When it comes to our life areas, we shouldn’t think of them as being separate. Instead, we should acknowledge that each life area has a different focal point. It’s concerned with certain human needs that we can identify as being of a Spiritual/Intellectual/Psychological/Social/Professional/Recreational/Physical nature.

How would you classify prayer, meditation, and religion?

How would you classify nutrion and exercise?

I suspect you can think of obvious life areas to which these topics belong. This isn’t to say that no other life area will play a role, but that some topics can be identified strongly with one of the 7 life areas.

Why Life Areas Matter

But what’s the benefit to maintaining this separation? Shouldn’t we lump all human needs under the single category of “Human Needs”?

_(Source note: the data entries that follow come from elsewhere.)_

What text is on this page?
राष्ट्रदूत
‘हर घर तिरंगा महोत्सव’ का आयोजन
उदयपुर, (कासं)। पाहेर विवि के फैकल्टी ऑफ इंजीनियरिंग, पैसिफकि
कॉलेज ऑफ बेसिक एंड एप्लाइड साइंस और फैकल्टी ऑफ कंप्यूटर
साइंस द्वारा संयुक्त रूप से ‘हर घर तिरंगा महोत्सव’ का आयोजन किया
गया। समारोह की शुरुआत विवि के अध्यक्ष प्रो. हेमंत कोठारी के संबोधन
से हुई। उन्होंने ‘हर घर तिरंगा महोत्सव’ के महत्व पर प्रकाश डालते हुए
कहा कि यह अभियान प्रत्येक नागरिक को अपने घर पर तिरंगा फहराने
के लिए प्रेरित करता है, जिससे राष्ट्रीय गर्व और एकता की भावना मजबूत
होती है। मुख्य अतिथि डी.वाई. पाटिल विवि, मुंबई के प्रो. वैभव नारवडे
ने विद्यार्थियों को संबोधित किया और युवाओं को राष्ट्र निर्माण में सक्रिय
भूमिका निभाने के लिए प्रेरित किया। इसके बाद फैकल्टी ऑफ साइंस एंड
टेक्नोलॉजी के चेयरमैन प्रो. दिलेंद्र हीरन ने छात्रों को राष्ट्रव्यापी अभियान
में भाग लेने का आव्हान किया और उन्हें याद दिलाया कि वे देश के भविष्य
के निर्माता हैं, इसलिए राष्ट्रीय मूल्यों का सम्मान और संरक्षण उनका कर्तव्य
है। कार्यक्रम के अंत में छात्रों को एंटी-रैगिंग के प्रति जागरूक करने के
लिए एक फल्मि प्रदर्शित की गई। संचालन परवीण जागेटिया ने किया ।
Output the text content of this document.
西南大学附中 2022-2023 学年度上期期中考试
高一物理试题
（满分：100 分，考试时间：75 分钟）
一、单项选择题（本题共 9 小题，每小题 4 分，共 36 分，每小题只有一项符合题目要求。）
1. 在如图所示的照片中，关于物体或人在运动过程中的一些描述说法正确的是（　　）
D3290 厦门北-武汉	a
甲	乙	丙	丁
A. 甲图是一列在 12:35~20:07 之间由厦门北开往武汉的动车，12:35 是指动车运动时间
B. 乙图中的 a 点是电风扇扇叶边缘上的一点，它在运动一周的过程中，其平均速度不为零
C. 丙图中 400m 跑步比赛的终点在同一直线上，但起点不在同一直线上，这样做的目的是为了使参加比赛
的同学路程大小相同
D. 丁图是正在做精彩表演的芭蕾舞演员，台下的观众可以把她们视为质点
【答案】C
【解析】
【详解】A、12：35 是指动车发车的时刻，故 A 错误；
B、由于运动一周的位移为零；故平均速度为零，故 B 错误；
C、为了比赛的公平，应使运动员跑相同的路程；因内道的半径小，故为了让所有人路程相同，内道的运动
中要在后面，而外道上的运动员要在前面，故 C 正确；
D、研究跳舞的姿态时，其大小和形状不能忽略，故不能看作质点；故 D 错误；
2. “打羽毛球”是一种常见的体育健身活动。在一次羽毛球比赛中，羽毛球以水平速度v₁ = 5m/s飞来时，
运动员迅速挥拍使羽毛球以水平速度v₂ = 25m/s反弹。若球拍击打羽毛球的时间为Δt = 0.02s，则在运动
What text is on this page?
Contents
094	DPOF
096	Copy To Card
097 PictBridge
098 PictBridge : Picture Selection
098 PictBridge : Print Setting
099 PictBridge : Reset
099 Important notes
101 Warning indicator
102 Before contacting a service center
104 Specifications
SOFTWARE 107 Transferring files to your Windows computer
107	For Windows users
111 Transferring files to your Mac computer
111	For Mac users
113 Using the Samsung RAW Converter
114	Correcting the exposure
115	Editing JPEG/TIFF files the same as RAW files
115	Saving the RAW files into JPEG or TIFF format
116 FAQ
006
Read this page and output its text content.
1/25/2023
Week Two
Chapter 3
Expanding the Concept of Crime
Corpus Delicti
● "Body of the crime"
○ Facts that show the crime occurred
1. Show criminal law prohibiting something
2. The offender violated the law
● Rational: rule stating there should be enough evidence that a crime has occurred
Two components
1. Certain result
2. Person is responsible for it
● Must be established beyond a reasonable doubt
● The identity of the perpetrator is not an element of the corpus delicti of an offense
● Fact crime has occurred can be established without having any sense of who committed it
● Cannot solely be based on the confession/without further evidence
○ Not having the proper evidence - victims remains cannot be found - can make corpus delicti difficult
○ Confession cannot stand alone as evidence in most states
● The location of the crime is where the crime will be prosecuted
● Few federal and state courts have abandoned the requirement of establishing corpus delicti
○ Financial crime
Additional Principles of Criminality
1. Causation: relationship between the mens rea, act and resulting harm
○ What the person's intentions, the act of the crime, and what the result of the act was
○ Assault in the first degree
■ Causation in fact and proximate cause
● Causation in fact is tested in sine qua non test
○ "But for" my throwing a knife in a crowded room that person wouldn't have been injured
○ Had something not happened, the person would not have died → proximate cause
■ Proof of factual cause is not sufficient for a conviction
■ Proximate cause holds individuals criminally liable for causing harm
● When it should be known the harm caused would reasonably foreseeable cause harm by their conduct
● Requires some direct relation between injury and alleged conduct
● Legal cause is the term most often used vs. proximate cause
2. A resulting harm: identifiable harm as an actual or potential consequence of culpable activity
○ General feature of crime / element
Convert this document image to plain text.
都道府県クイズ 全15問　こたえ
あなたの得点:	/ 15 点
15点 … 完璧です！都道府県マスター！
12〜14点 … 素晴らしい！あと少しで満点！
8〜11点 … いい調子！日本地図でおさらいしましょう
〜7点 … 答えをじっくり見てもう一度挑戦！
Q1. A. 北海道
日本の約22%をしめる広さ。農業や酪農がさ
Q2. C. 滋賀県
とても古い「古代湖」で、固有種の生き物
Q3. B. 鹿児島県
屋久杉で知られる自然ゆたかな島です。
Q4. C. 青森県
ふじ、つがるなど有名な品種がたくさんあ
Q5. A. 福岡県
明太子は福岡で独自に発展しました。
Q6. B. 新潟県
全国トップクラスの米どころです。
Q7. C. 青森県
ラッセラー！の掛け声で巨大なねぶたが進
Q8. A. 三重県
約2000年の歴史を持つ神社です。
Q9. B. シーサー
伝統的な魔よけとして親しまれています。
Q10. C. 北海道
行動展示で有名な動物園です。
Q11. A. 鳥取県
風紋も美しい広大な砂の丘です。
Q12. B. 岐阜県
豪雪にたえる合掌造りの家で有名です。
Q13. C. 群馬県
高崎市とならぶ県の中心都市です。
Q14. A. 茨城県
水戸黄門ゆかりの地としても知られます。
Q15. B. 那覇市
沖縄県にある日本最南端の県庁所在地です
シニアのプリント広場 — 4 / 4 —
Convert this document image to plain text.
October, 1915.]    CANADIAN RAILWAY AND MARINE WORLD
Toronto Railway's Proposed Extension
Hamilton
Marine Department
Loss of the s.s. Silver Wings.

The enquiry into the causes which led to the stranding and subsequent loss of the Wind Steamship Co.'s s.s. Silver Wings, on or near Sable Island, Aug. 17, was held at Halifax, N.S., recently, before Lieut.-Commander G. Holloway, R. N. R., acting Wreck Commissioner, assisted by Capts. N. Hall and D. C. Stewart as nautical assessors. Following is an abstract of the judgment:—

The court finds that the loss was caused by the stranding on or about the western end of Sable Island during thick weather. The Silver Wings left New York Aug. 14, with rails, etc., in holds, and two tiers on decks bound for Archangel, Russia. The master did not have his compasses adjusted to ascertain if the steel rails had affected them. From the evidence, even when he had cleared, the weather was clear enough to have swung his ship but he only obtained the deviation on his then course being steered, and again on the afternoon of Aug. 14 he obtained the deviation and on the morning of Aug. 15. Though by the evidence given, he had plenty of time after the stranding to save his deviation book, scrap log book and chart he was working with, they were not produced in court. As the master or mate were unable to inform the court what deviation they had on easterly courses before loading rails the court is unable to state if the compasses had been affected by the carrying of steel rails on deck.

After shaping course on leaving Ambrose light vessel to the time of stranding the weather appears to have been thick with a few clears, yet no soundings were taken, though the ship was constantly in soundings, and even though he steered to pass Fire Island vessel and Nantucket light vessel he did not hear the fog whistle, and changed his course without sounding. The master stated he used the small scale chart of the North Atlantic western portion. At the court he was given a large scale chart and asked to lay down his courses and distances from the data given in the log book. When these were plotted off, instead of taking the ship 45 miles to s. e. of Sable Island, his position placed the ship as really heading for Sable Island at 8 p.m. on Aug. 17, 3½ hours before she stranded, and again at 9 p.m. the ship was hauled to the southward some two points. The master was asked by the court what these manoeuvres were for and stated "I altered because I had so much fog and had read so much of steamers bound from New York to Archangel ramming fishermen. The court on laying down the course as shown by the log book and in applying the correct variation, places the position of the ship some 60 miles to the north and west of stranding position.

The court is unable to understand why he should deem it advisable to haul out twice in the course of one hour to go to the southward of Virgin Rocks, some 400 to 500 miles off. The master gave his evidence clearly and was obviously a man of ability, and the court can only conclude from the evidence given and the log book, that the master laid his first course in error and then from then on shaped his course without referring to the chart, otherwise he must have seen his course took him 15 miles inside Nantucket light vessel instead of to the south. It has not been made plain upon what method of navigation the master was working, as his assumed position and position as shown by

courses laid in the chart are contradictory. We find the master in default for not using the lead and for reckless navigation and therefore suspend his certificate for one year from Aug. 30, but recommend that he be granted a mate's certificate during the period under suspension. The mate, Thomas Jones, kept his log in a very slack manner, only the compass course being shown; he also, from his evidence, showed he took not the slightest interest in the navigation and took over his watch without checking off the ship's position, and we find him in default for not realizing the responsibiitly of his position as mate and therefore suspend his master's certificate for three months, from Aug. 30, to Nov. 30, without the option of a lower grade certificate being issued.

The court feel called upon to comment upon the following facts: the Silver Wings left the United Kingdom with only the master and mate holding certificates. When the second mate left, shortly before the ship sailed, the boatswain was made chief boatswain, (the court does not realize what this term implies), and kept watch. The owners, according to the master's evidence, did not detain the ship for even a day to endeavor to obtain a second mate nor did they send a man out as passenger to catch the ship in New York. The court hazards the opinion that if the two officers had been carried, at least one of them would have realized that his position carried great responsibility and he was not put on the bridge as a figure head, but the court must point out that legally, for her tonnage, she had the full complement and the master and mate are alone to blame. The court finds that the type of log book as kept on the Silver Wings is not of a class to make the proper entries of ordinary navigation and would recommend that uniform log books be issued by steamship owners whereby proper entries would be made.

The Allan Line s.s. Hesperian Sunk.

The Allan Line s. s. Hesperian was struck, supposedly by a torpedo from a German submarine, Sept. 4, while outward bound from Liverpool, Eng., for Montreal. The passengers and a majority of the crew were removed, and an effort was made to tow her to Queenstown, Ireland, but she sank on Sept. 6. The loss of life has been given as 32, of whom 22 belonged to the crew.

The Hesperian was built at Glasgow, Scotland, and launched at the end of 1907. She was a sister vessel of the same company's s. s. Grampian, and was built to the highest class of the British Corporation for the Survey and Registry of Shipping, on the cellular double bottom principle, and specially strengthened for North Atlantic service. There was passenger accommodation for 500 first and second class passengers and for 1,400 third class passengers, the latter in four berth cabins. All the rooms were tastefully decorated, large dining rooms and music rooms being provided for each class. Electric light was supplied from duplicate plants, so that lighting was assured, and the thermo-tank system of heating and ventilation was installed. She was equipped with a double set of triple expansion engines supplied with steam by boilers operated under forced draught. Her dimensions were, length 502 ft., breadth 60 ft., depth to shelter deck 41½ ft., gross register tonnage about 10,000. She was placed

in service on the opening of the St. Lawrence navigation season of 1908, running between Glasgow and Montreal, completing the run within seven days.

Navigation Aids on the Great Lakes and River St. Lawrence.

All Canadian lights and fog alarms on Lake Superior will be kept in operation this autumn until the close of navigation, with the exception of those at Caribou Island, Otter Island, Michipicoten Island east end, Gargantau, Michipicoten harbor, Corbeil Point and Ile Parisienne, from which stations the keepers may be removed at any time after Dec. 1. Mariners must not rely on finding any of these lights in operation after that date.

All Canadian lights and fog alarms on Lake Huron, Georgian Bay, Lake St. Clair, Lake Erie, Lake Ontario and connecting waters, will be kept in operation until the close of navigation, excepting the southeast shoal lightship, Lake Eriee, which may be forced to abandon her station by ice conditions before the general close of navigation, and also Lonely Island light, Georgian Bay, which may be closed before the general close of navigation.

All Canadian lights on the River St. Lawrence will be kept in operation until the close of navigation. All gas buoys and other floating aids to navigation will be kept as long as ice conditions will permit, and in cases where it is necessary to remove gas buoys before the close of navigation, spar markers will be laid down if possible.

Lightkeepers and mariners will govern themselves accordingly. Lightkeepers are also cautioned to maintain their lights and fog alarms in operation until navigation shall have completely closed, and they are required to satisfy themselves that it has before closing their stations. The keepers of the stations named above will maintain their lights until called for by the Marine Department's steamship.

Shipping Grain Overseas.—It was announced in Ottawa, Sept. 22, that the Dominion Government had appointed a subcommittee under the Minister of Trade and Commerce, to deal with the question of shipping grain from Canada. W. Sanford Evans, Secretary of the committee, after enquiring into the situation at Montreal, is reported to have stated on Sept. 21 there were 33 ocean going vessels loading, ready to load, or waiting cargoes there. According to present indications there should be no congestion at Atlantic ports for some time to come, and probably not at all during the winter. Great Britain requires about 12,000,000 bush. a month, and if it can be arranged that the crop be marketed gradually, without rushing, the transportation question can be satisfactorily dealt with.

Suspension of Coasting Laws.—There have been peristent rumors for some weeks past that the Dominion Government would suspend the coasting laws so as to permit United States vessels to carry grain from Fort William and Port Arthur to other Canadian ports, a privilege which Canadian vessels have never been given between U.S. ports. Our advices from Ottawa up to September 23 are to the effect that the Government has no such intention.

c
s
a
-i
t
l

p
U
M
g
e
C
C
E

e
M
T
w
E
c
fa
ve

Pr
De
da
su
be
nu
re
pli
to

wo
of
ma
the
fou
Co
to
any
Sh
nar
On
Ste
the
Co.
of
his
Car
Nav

While we have many needs to fulfill, our lifestyle may not encourage us to care for all our needs. When we focus on our work and neglect our relationships, or our health, it means that we’re not approaching life in a healthy way.

The seven life areas help to identify the different types of needs we should be aware of for healthy, happy living, and develop the awareness to continuously care for all these needs.

Precisely because the life areas can’t be separated. And they all play an important role in our lives.

Life balance is an important topic because we don’t tend to approach life in a healthy and holistic way, and need to be reminded of the life areas we must care for.